22/12/2017

Il viaggio di studio in Israele dello scorso novembre si è svolto serenamente, fra visite e incontri. Molti studenti hanno documentato il viaggio con immagini e riflessioni personali. Vi invitiamo a vedere qui il bel video realizzato da Matteo Cattadori e, sotto, a osservare le fotografie di Pietro Furbatto e a leggere i testi scritti da altri due studenti di Torino, Davide Ferri e Joao Matteo Rampone. Non abbiamo perso l’occasione di perdere l’occasione Abba Eban non penso si offenderà se prenderò in prestito e modificherò “leggermente” la sua citazione per poter descrivere al meglio questa settimana in Israele. Non è stato un viaggio, non è stata una gita, non è stato un viaggio d’istruzione, è stata l’Occasione per poter entrare in un paese in punta di piedi, facendosi accogliere da una nazione che penso si contraddistingua in primis per il suo senso di appartenenza, che ha evidentemente radici storiche, risalenti, a mio parere, almeno ai tempi della distruzione di Masada, quando gli eroi della roccaforte sul Mar Morto, tanto ambita dai Romani per potersi proteggere dal nemico più grande, i Parti, decisero di suicidarsi dopo aver difeso fino allo strenuo delle forze la loro città, pur di non subire l’umiliazione di consegnarsi direttamente nelle mani dei Romani; tale senso di appartenenza è altrettanto visibile nel ruolo dell’esercito, un elemento fondamentale nel processo di crescita di un giovane israeliano ma allo stesso tempo un momento fortemente desiderato, per iniziare una vita di autonomia e più di tutto per entrare a pieno titolo nella storia del suo paese.

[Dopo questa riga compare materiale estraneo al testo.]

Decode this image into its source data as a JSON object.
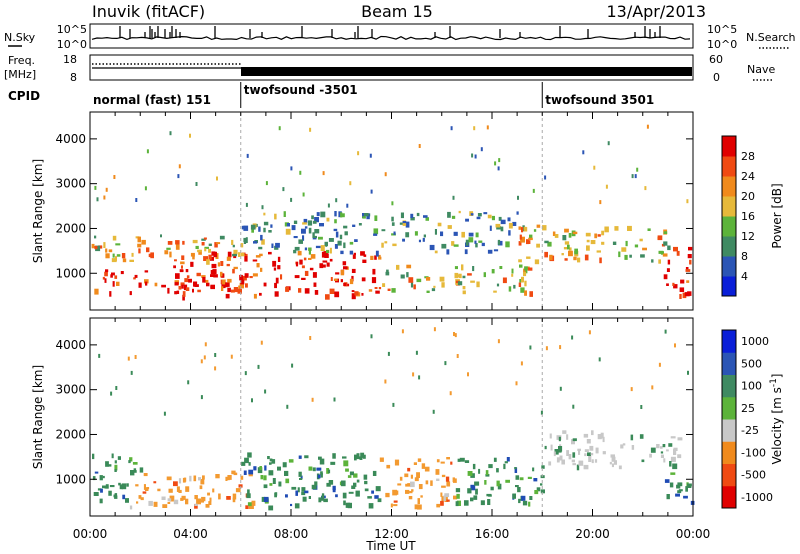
{
  "header": {
    "station": "Inuvik (fitACF)",
    "beam": "Beam 15",
    "date": "13/Apr/2013"
  },
  "left_labels": {
    "nsky": "N.Sky",
    "freq": "Freq.",
    "freq_unit": "[MHz]",
    "cpid": "CPID"
  },
  "right_labels": {
    "nsearch": "N.Search",
    "nave": "Nave"
  },
  "noise_panel": {
    "left_ticks": [
      "10^5",
      "10^0"
    ],
    "right_ticks": [
      "10^5",
      "10^0"
    ]
  },
  "freq_panel": {
    "left_ticks": [
      "18",
      "8"
    ],
    "right_ticks": [
      "60",
      "0"
    ]
  },
  "cpid": [
    {
      "label": "normal (fast) 151",
      "start_hour": 0
    },
    {
      "label": "twofsound -3501",
      "start_hour": 6
    },
    {
      "label": "twofsound 3501",
      "start_hour": 18
    }
  ],
  "colors": {
    "power": [
      "#0a1fd8",
      "#2b55b5",
      "#3f8a62",
      "#5cb33a",
      "#e6b93a",
      "#f08a1c",
      "#f04a12",
      "#e00000"
    ],
    "velocity": [
      "#e00000",
      "#f04a12",
      "#f08a1c",
      "#c8c8c8",
      "#5cb33a",
      "#3f8a62",
      "#2b55b5",
      "#0a1fd8"
    ],
    "velocity_main": {
      "negative": "#f39a30",
      "positive": "#3a8a58",
      "grey": "#c8c8c8",
      "blue": "#1f4bb4"
    }
  },
  "chart_data": [
    {
      "type": "heatmap",
      "title": "Power",
      "xlabel": "",
      "ylabel": "Slant Range [km]",
      "x_ticks": [
        "00:00",
        "04:00",
        "08:00",
        "12:00",
        "16:00",
        "20:00",
        "00:00"
      ],
      "y_ticks": [
        1000,
        2000,
        3000,
        4000
      ],
      "xlim_hours": [
        0,
        24
      ],
      "ylim": [
        180,
        4600
      ],
      "colorbar": {
        "label": "Power [dB]",
        "ticks": [
          4,
          8,
          12,
          16,
          20,
          24,
          28
        ]
      },
      "regions": [
        {
          "t0": 0.0,
          "t1": 6.0,
          "r0": 600,
          "r1": 1100,
          "level": "strong"
        },
        {
          "t0": 3.0,
          "t1": 11.5,
          "r0": 500,
          "r1": 1500,
          "level": "strong"
        },
        {
          "t0": 11.5,
          "t1": 17.5,
          "r0": 600,
          "r1": 1200,
          "level": "medium"
        },
        {
          "t0": 0.0,
          "t1": 6.0,
          "r0": 1300,
          "r1": 1900,
          "level": "medium"
        },
        {
          "t0": 6.0,
          "t1": 17.0,
          "r0": 1500,
          "r1": 2400,
          "level": "weak"
        },
        {
          "t0": 17.0,
          "t1": 23.0,
          "r0": 1300,
          "r1": 2100,
          "level": "medium"
        },
        {
          "t0": 22.8,
          "t1": 24.0,
          "r0": 500,
          "r1": 1600,
          "level": "strong"
        }
      ]
    },
    {
      "type": "heatmap",
      "title": "Velocity",
      "xlabel": "Time UT",
      "ylabel": "Slant Range [km]",
      "x_ticks": [
        "00:00",
        "04:00",
        "08:00",
        "12:00",
        "16:00",
        "20:00",
        "00:00"
      ],
      "y_ticks": [
        1000,
        2000,
        3000,
        4000
      ],
      "xlim_hours": [
        0,
        24
      ],
      "ylim": [
        180,
        4600
      ],
      "colorbar": {
        "label": "Velocity [m s^-1]",
        "ticks": [
          "1000",
          "500",
          "100",
          "25",
          "-25",
          "-100",
          "-500",
          "-1000"
        ]
      },
      "regions": [
        {
          "t0": 0.0,
          "t1": 2.0,
          "r0": 500,
          "r1": 1600,
          "level": "positive"
        },
        {
          "t0": 1.5,
          "t1": 6.5,
          "r0": 400,
          "r1": 1200,
          "level": "negative"
        },
        {
          "t0": 6.0,
          "t1": 11.5,
          "r0": 400,
          "r1": 1600,
          "level": "positive"
        },
        {
          "t0": 11.5,
          "t1": 14.5,
          "r0": 400,
          "r1": 1500,
          "level": "negative"
        },
        {
          "t0": 14.5,
          "t1": 18.0,
          "r0": 500,
          "r1": 1500,
          "level": "positive"
        },
        {
          "t0": 18.0,
          "t1": 23.5,
          "r0": 1300,
          "r1": 2100,
          "level": "grey"
        },
        {
          "t0": 22.8,
          "t1": 24.0,
          "r0": 500,
          "r1": 1400,
          "level": "positive"
        }
      ]
    }
  ]
}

È stata l’Occasione di conoscere in prima persona la realtà del kibbutz che ha forgiato buona parte dell’attuale classe dirigente israeliana e che con la sua politica di impronta socialista ha permesso a Israele di affermarsi sul campo mondiale dell’economia, della scienza, dell’agricoltura. È stata l’Occasione per vivere Gerusalemme, città in cui non appena ci si gira si incontra una cultura religiosa differente: lo Shabbat, il giorno sacro della religione ebraica, vissuto con una intensità tale dalla comunità che la città sembra fermarsi, rispettando l’interruzione da ogni attività creativa; il Santo Sepolcro, luogo in cui Gesù fu seppellito e risorse dopo tre giorni, luogo in cui si può percepire il significato profondo della religione cristiana (stesso discorso vale per il Monte delle Beatitudini, Cafarnao, il Monte degli Ulivi); la Spianata delle Moschee e il mercato arabo, la grande cupola dorata che avvolge il luogo da cui Maometto partì per il suo viaggio sulla Luna e i profumi speziati che pervadono le strade non fanno che rimandare l’uomo in un mondo orientale. È stata l’Occasione per rendersi conto di come sia possibile unire due culture così diverse come quella ebraica e quella araba in un Israele ricca di contraddizioni sotto questo aspetto: è successo alla scuola bilingue di Gerusalemme, dove studiano ragazzi di entrambe le culture con professori sia arabi che ebrei e dove quelli che imparano non sono solo i giovani ma anche le famiglie (emblematica la testimonianza di una studentessa che ha raccontato di come suo padre, arabo, sia entrato per la prima volta in una casa ebrea proprio dopo che sua figlia iniziò a frequentare questa scuola): chi non vede progressi di questo tipo e non li attua in altre parti del mondo è dotato di un evidente paraocchi.